One night toward the end of May, Call couldn't sleep. He sat in front of the tent all night, thinking of the boy, and Gus, and the trip he had to make. That morning, after breakfast, he called Newt aside. For a moment he couldn't speak-the hand had seized his throat again. The boy stood waiting, not impatient. Call was annoyed with himself for his strange behavior, and he eventually found his voice.

"I have to take Gus back," he said. "I guess I'll be gone a year. You'll have to be the range boss. Pea will help you, and the rest are mostly reliable, though I think that Irishman is homesick and might go home."

Newt didn't know what to say. He looked at the Captain.

"That woman gets half the money when you sell stock," Call said. "It was Gus's request. You can bank it for her in Miles City. I'll tell her it's there when I see her."

Newt could hardly believe he would be made boss over the men. He expected more orders, but the Captain turned away.

Later in the morning, he and Pea Eye and Needle were riding the banks of the Milk, seeing if any cattle were bogged. They were always bogging. Getting them out was hard, muddy work, but it had to be done; if it rained, the river might rise in the night and drown the bogged animals.

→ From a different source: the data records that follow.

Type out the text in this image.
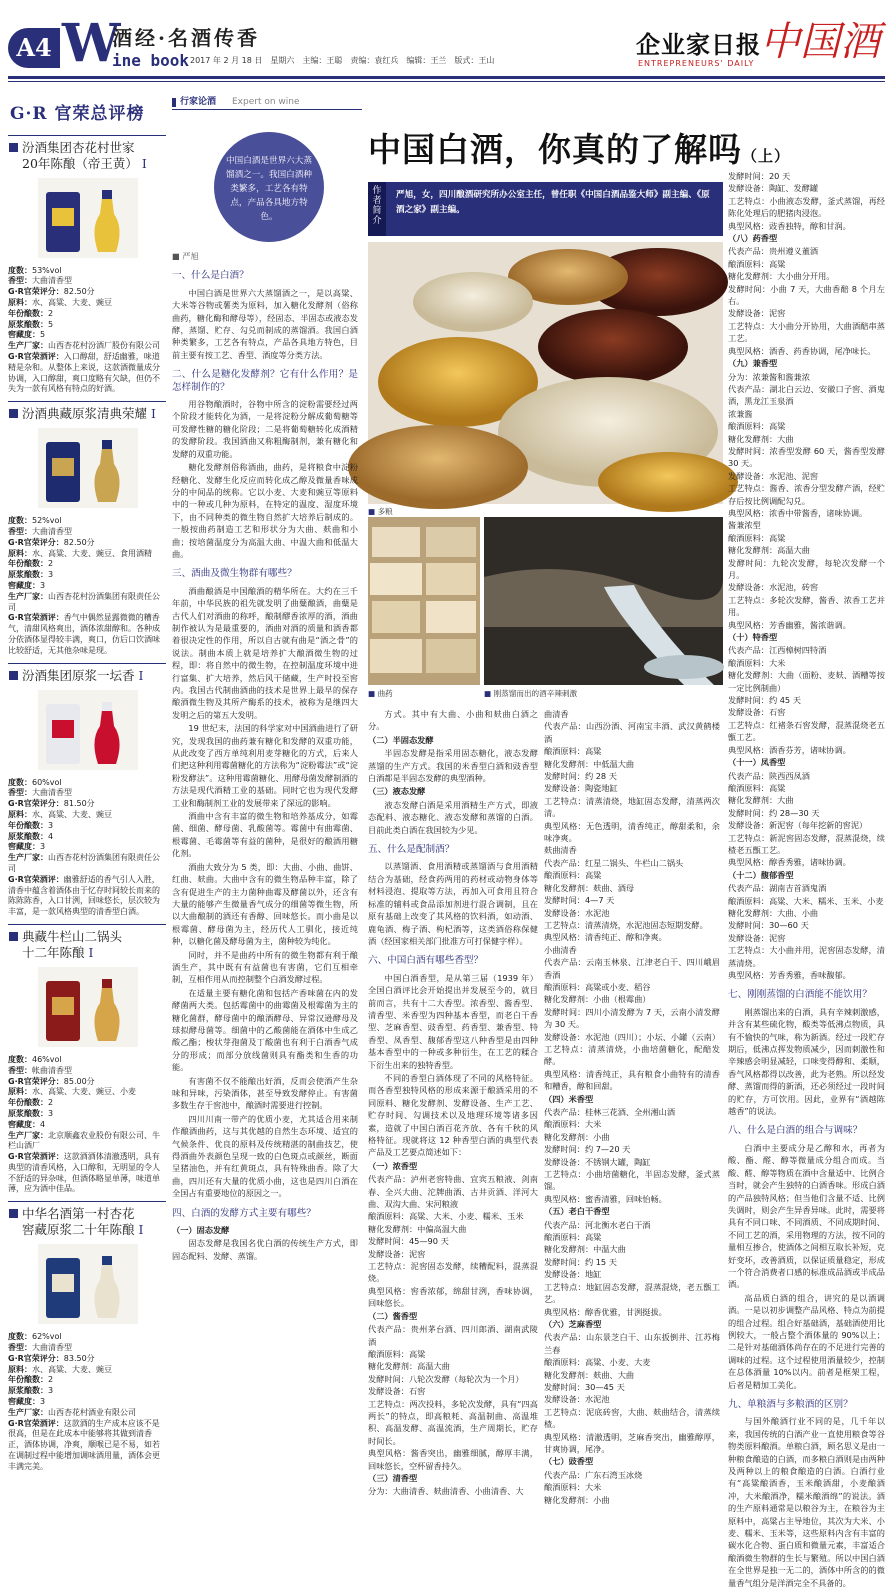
A4 W
酒经·名酒传香
ine book 2017 年 2 月 18 日 星期六 主编：王聪 责编：袁红兵 编辑：王兰 版式：王山
企业家日报
ENTREPRENEURS' DAILY 中国酒
G·R 官荣总评榜
汾酒集团杏花村世家
20年陈酿（帝王黄） I
度数：53%vol
香型：大曲清香型
G·R官荣评分：82.50分
原料：水、高粱、大麦、豌豆
年份酿数：2
原浆酿数：5
窖藏度：5
生产厂家：山西杏花村汾酒厂股份有限公司
G·R官荣酒评：入口醇甜，舒适幽雅，味道精是杂和。从整体上来说，这款酒微量成分协调，入口醇甜，爽口度略有欠缺，但仍不失为一款有风格有特点的好酒。
汾酒典藏原浆清典荣耀 I
度数：52%vol
香型：大曲清香型
G·R官荣评分：82.50分
原料：水、高粱、大麦、豌豆、食用酒精
年份酿数：2
原浆酿数：3
窖藏度：3
生产厂家：山西杏花村汾酒集团有限责任公司
G·R官荣酒评：香气中偶然显露微微的糟香气，清甜风格爽出，酒体浓甜醇和。各种成分依酒体显得较丰满，爽口，仿后口饮酒味比较舒适，无其他杂味是现。
汾酒集团原浆一坛香 I
度数：60%vol
香型：大曲清香型
G·R官荣评分：81.50分
原料：水、高粱、大麦、豌豆
年份酿数：3
原浆酿数：4
窖藏度：3
生产厂家：山西杏花村汾酒集团有限责任公司
G·R官荣酒评：幽雅舒适的香气引人入胜，清香中蕴含着酒体由于忆存时间较长而来的陈陈陈香，入口甘洌，回味悠长，层次较为丰富，是一款风格典型的清香型白酒。
典藏牛栏山二锅头
十二年陈酿 I
度数：46%vol
香型：帐曲清香型
G·R官荣评分：85.00分
原料：水、高粱、大麦、豌豆、小麦
年份酿数：2
原浆酿数：3
窖藏度：4
生产厂家：北京顺鑫农业股份有限公司、牛栏山酒厂
G·R官荣酒评：这款酒酒体清澈透明，具有典型的清香风格，入口醇和，无明显的令人不舒适的异杂味，但酒体略显单薄，味道单薄，应为酒中佳品。
中华名酒第一村杏花
窖藏原浆二十年陈酿 I
度数：62%vol
香型：大曲清香型
G·R官荣评分：83.50分
原料：水、高粱、大麦、豌豆
年份酿数：2
原浆酿数：3
窖藏度：3
生产厂家：山西杏花村酒业有限公司
G·R官荣酒评：这款酒的生产成本应该不是很高，但是在此成本中能够将其做到清香正，酒体协调，净爽，顺喉已是不易，如若在调制过程中能增加调味酒用量，酒体会更丰满完美。
行家论酒 Expert on wine
中国白酒是世界六大蒸馏酒之一。我国白酒种类繁多，工艺各有特点，产品各具地方特色。
中国白酒，你真的了解吗（上）
作者简介
严旭，女，四川酿酒研究所办公室主任，曾任职《中国白酒品鉴大师》副主编、《原酒之家》副主编。
■ 多粮
■ 曲药
■	刚蒸馏而出的酒辛辣刺激

■ 严旭

一、什么是白酒？

中国白酒是世界六大蒸馏酒之一，是以高粱、大米等谷物或薯类为原料，加入糖化发酵剂（俗称曲药，糖化酶和酵母等），经固态、半固态或液态发酵，蒸馏、贮存、勾兑而制成的蒸馏酒。我国白酒种类繁多，工艺各有特点，产品各具地方特色，目前主要有按工艺、香型、酒度等分类方法。

二、什么是糖化发酵剂？它有什么作用？是怎样制作的？

用谷物酿酒时，谷物中所含的淀粉需要经过两个阶段才能转化为酒，一是将淀粉分解成葡萄糖等可发酵性糖的糖化阶段；二是将葡萄糖转化成酒精的发酵阶段。我国酒曲又称粗酶制剂，兼有糖化和发酵的双重功能。

糖化发酵剂俗称酒曲，曲药，是将粮食中淀粉经糖化、发酵生化反应而转化成乙醇及微量香味成分的中间品的统称。它以小麦、大麦和豌豆等原料中的一种或几种为原料，在特定的温度、湿度环境下，由不同种类的微生物自然扩大培养后制成的。一般按曲药制造工艺和形状分为大曲、麸曲和小曲；按培菌温度分为高温大曲、中温大曲和低温大曲。

三、酒曲及微生物群有哪些？

酒曲酿酒是中国酿酒的精华所在。大约在三千年前，中华民族的祖先就发明了曲糵酿酒，曲糵是古代人们对酒曲的称呼，酿制醪香浓厚的酒，酒曲制作被认为是最重要的，酒曲对酒的质量和酒香都着很决定性的作用，所以自古就有曲是“酒之骨”的说法。制曲本质上就是培养扩大酿酒微生物的过程，即：将自然中的微生物，在控制温度环境中进行富集、扩大培养，然后风干储藏，生产时投至窖内。我国古代制曲酒曲的技术是世界上最早的保存酿酒微生物及其所产酶系的技术，被称为是继四大发明之后的第五大发明。

19 世纪末，法国的科学家对中国酒曲进行了研究，发现我国的曲药兼有糖化和发酵的双重功能，从此改变了西方单纯利用麦芽糖化的方式，后来人们把这种利用霉菌糖化的方法称为“淀粉霉法”或“淀粉发酵法”。这种用霉菌糖化、用酵母菌发酵制酒的方法是现代酒精工业的基础。同时它也为现代发酵工业和酶制剂工业的发展带来了深远的影响。

酒曲中含有丰富的微生物和培养基成分，如霉菌、细菌、酵母菌、乳酸菌等。霉菌中有曲霉菌、根霉菌、毛霉菌等有益的菌种，是很好的酿酒用糖化剂。

酒曲大致分为 5 类，即：大曲、小曲、曲饼、红曲、麸曲。大曲中含有的微生物品种丰富，除了含有促进生产的主力菌种曲霉及酵菌以外，还含有大量的能够产生微量香气成分的细菌等微生物，所以大曲酿制的酒还有香醇、回味悠长。而小曲是以根霉菌、酵母菌为主，经历代人工驯化，接近纯种，以糖化菌及酵母菌为主，菌种较为纯化。

同时，并不是曲药中所有的微生物都有利于酿酒生产，其中既有有益菌也有害菌，它们互相牵制，互相作用从而控制整个白酒发酵过程。

在适量主要有糖化菌和包括产香味菌在内的发酵菌两大类。包括霉菌中的曲霉菌及根霉菌为主的糖化菌群，酵母菌中的酿酒酵母、异常汉逊酵母及球拟酵母菌等。细菌中的乙酸菌能在酒体中生成乙酸乙酯；梭状芽孢菌及丁酸菌也有利于白酒香气成分的形成；而部分放线菌则具有酯类和生香的功能。

有害菌不仅不能酿出好酒，反而会使酒产生杂味和异味，污染酒体，甚至导致发酵停止。有害菌多数生存于窖池中，酿酒时需要进行控制。

四川川南一带产的优质小麦，尤其适合用来制作酿酒曲药，这与其优越的自然生态环境、适宜的气候条件、优良的原料及传统精湛的制曲技艺，使得酒曲外表颜色呈现一致的白色斑点或颜丝，断面呈猪油色，并有红黄斑点，具有特殊曲香。除了大曲，四川还有大量的优质小曲，这也是四川白酒在全国占有重要地位的原因之一。

四、白酒的发酵方式主要有哪些？

（一）固态发酵

固态发酵是我国名优白酒的传统生产方式，即固态配料、发酵、蒸馏。

方式。其中有大曲、小曲和麸曲白酒之分。

（二）半固态发酵

半固态发酵是指采用固态糖化，液态发酵蒸馏的生产方式。我国的米香型白酒和豉香型白酒都是半固态发酵的典型酒种。

（三）液态发酵

液态发酵白酒是采用酒精生产方式，即液态配料、液态糖化、液态发酵和蒸馏的白酒。目前此类白酒在我国较为少见。

五、什么是配制酒？

以蒸馏酒、食用酒精或蒸馏酒与食用酒精结合为基础，经食药两用的药材或动物身体等材料浸泡、提取等方法，再加入可食用且符合标准的辅料或食品添加剂进行混合调制，且在原有基础上改变了其风格的饮料酒，如动酒、鹿龟酒、梅子酒、枸杞酒等，这类酒俗称保健酒（经国家相关部门批准方可打保健字样）。

六、中国白酒有哪些香型？

中国白酒香型，是从第三届（1939 年）全国白酒评比会开始提出并发展至今的，就目前而言，共有十二大香型。浓香型、酱香型、清香型、米香型为四种基本香型，而老白干香型、芝麻香型、豉香型、药香型、兼香型、特香型、凤香型、馥郁香型这八种香型是由四种基本香型中的一种或多种衍生，在工艺的糅合下衍生出来的独特香型。

不同的香型白酒体现了不同的风格特征。而各香型独特风格的形成来源于酿酒采用的不同原料、糖化发酵剂、发酵设备、生产工艺、贮存时间、勾调技术以及地理环境等诸多因素，造就了中国白酒百花齐放、各有千秋的风格特征。现就将这 12 种香型白酒的典型代表产品及工艺要点简述如下：

（一）浓香型

代表产品：泸州老窖特曲、宜宾五粮液、剑南春、全兴大曲、沱牌曲酒、古井贡酒、洋河大曲、双沟大曲、宋河粮液

酿酒原料：高粱、大米、小麦、糯米、玉米

糖化发酵剂：中偏高温大曲

发酵时间：45—90 天

发酵设备：泥窖

工艺特点：泥窖固态发酵，续糟配料，混蒸混烧。

典型风格：窖香浓郁，绵甜甘洌，香味协调，回味悠长。

（二）酱香型

代表产品：贵州茅台酒、四川郎酒、湖南武陵酒

酿酒原料：高粱

糖化发酵剂：高温大曲

发酵时间：八轮次发酵（每轮次为一个月）

发酵设备：石窖

工艺特点：两次投料，多轮次发酵，具有“四高两长”的特点，即高粮耗、高温制曲、高温堆积、高温发酵、高温流酒，生产周期长，贮存时间长。

典型风格：酱香突出，幽雅细腻，醇厚丰满，回味悠长，空杯留香持久。

（三）清香型

分为：大曲清香、麸曲清香、小曲清香、大

曲清香

代表产品：山西汾酒、河南宝丰酒、武汉黄鹤楼酒

酿酒原料：高粱

糖化发酵剂：中低温大曲

发酵时间：约 28 天

发酵设备：陶瓷地缸

工艺特点：清蒸清烧，地缸固态发酵，清蒸两次清。

典型风格：无色透明，清香纯正，醇甜柔和，余味净爽。

麸曲清香

代表产品：红星二锅头、牛栏山二锅头

酿酒原料：高粱

糖化发酵剂：麸曲、酒母

发酵时间：4—7 天

发酵设备：水泥池

工艺特点：清蒸清烧，水泥池固态短期发酵。

典型风格：清香纯正、醇和净爽。

小曲清香

代表产品：云南玉林泉、江津老白干、四川峨眉香酒

酿酒原料：高粱或小麦、稻谷

糖化发酵剂：小曲（根霉曲）

发酵时间：四川小清发酵为 7 天，云南小清发酵为 30 天。

发酵设备：水泥池（四川）；小坛、小罐（云南）

工艺特点：清蒸清烧，小曲培菌糖化，配醅发酵。

典型风格：清香纯正，具有粮食小曲特有的清香和糟香，醇和回甜。

（四）米香型

代表产品：桂林三花酒、全州湘山酒

酿酒原料：大米

糖化发酵剂：小曲

发酵时间：约 7—20 天

发酵设备：不锈钢大罐，陶缸

工艺特点：小曲培菌糖化，半固态发酵，釜式蒸馏。

典型风格：蜜香清雅，回味怡畅。

（五）老白干香型

代表产品：河北衡水老白干酒

酿酒原料：高粱

糖化发酵剂：中温大曲

发酵时间：约 15 天

发酵设备：地缸

工艺特点：地缸固态发酵，混蒸混烧，老五甑工艺。

典型风格：醇香优雅，甘洌挺拔。

（六）芝麻香型

代表产品：山东景芝白干、山东扳倒井、江苏梅兰春

酿酒原料：高粱、小麦、大麦

糖化发酵剂：麸曲、大曲

发酵时间：30—45 天

发酵设备：水泥池

工艺特点：泥底砖窖，大曲、麸曲结合，清蒸续楂。

典型风格：清澈透明，芝麻香突出，幽雅醇厚，甘爽协调，尾净。

（七）豉香型

代表产品：广东石湾玉冰烧

酿酒原料：大米

糖化发酵剂：小曲

发酵时间：20 天

发酵设备：陶缸、发酵罐

工艺特点：小曲液态发酵，釜式蒸馏，再经陈化处理后的肥猪肉浸泡。

典型风格：豉香独特，醇和甘润。

（八）药香型

代表产品：贵州遵义董酒

酿酒原料：高粱

糖化发酵剂：大小曲分开用。

发酵时间：小曲 7 天，大曲香醅 8 个月左右。

发酵设备：泥窖

工艺特点：大小曲分开协用，大曲酒醅串蒸工艺。

典型风格：酒香、药香协调，尾净味长。

（九）兼香型

分为：浓兼酱和酱兼浓

代表产品：湖北白云边、安徽口子窖、酒鬼酒，黑龙江玉泉酒

浓兼酱

酿酒原料：高粱

糖化发酵剂：大曲

发酵时间：浓香型发酵 60 天，酱香型发酵 30 天。

发酵设备：水泥池、泥窖

工艺特点：酱香、浓香分型发酵产酒，经贮存后按比例调配勾兑。

典型风格：浓香中带酱香，诸味协调。

酱兼浓型

酿酒原料：高粱

糖化发酵剂：高温大曲

发酵时间：九轮次发酵，每轮次发酵一个月。

发酵设备：水泥池，砖窖

工艺特点：多轮次发酵，酱香、浓香工艺并用。

典型风格：芳香幽雅，酱浓谐调。

（十）特香型

代表产品：江西樟树四特酒

酿酒原料：大米

糖化发酵剂：大曲（面粉、麦麸、酒糟等按一定比例制曲）

发酵时间：约 45 天

发酵设备：石窖

工艺特点：红褚条石窖发酵，混蒸混烧老五甑工艺。

典型风格：酒香芬芳，诸味协调。

（十一）凤香型

代表产品：陕西西凤酒

酿酒原料：高粱

糖化发酵剂：大曲

发酵时间：约 28—30 天

发酵设备：新泥窖（每年挖新的窖泥）

工艺特点：新泥窖固态发酵，混蒸混烧，续楂老五甑工艺。

典型风格：醇香秀雅，诸味协调。

（十二）馥郁香型

代表产品：湖南吉首酒鬼酒

酿酒原料：高粱、大米、糯米、玉米、小麦

糖化发酵剂：大曲、小曲

发酵时间：30—60 天

发酵设备：泥窖

工艺特点：大小曲并用，泥窖固态发酵，清蒸清烧。

典型风格：芳香秀雅，香味馥郁。

七、刚刚蒸馏的白酒能不能饮用？

刚蒸馏出来的白酒，具有辛辣刺激感，并含有某些硫化物，酸类等低沸点物质，具有不愉快的气味，称为新酒。经过一段贮存期后，低沸点挥发物质减少，因而刺激性和辛辣感会明显减轻，口味变得醇和、柔顺，香气风格都得以改善，此为老熟。所以经发酵、蒸馏而得的新酒，还必须经过一段时间的贮存，方可饮用。因此，业界有“酒越陈越香”的说法。

八、什么是白酒的组合与调味？

白酒中主要成分是乙醇和水，再者为酸、酯、醛、醇等微量成分组合而成。当酸、醛、醇等物质在酒中含量适中、比例合当时，就会产生独特的白酒香味。形成白酒的产品独特风格；但当他们含量不适、比例失调时，则会产生异香异味。此时，需要将具有不同口味、不同酒质、不同成期时间、不同工艺的酒，采用物理的方法，按不同的量相互掺合，使酒体之间相互取长补短，克好变坏，改善酒质，以保证质量稳定，形成一个符合消费者口感的标准成品酒或半成品酒。

高品质白酒的组合，讲究的是以酒调酒。一是以初步调整产品风格、特点为前提的组合过程。组合好基础酒，基础酒使用比例较大，一般占整个酒体量的 90%以上；二是针对基础酒体尚存在的不足进行完善的调味的过程。这个过程使用酒量较少，控制在总体酒量 10%以内。前者是框架工程，后者是精加工美化。

九、单粮酒与多粮酒的区别？

与国外酿酒行业不同的是，几千年以来，我国传统的白酒产业一直使用粮食等谷物类原料酿酒。单粮白酒，顾名思义是由一种粮食酿造的白酒，而多粮白酒则是由两种及两种以上的粮食酿造的白酒。白酒行业有“高粱酿酒香，玉米酿酒甜，小麦酿酒冲，大米酿酒净，糯米酿酒绵”的说法。酒的生产原料通常是以粮谷为主，在粮谷为主原料中，高粱占主导地位，其次为大米、小麦、糯米、玉米等，这些原料内含有丰富的碳水化合物、蛋白质和微量元素，丰富适合酿酒微生物群的生长与繁殖。所以中国白酒在全世界是独一无二的，酒体中所含的的微量香气组分是洋酒完全不具备的。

The day was cold and blowy. Newt had to wade out into the mud three times to lift the hind ends of the bogged yearlings, while Needle roped the animals by the head and drug them out. Newt scraped the mud off his legs as best he could, put his pants back on, and was getting ready to turn back toward headquarters when he saw the Captain riding toward them. He was riding the Hell Bitch and leading Greasy, the big mule that had come with them all the way from Texas, and a rangy dun named Jerry, the mount he preferred after the Hell Bitch. Augustus's old sign was tied to the pack mule.

"I guess the Captain's going," Pea Eye said. "He's taking old Greasy and an extra horse."

Newt felt his spirits sink. He knew the Captain had to leave, and yet he hoped he wouldn't-not for another few days anyway.

Call rode up to the three men, dismounted and, to everyone's surprise unsaddled the Hell Bitch and put the saddle on Jerry. Then he led the Hell Bitch over to where Newt stood.

"See how your saddle fits her," Call said.

Newt was so surprised he could only look at the Captain in silence. He thought he must have misunderstood. No one but the Captain had ridden the mare since the Hat Creek outfit had acquired her.

"Do what?" he asked finally.

"Put your saddle on her," Call said. He felt tired and was finding it difficult to speak. He felt at any moment he might choke.

"I doubt she'd like it," Newt said, looking at the mare, who pointed her ears at him as if she knew what had been said. But the Captain didn't take back the order, so he unsaddled the little sorrel he had been riding, the one Clara had given him, and carried his saddle over to the mare. Call held the bridle while Newt saddled her. Then he handed Newt the reins and went over and took his big Henry out of its scabbard. He removed the Winchester from the boy's saddle and stuck the Henry in his saddle scabbard. It wasn't a perfect fit, but it would do.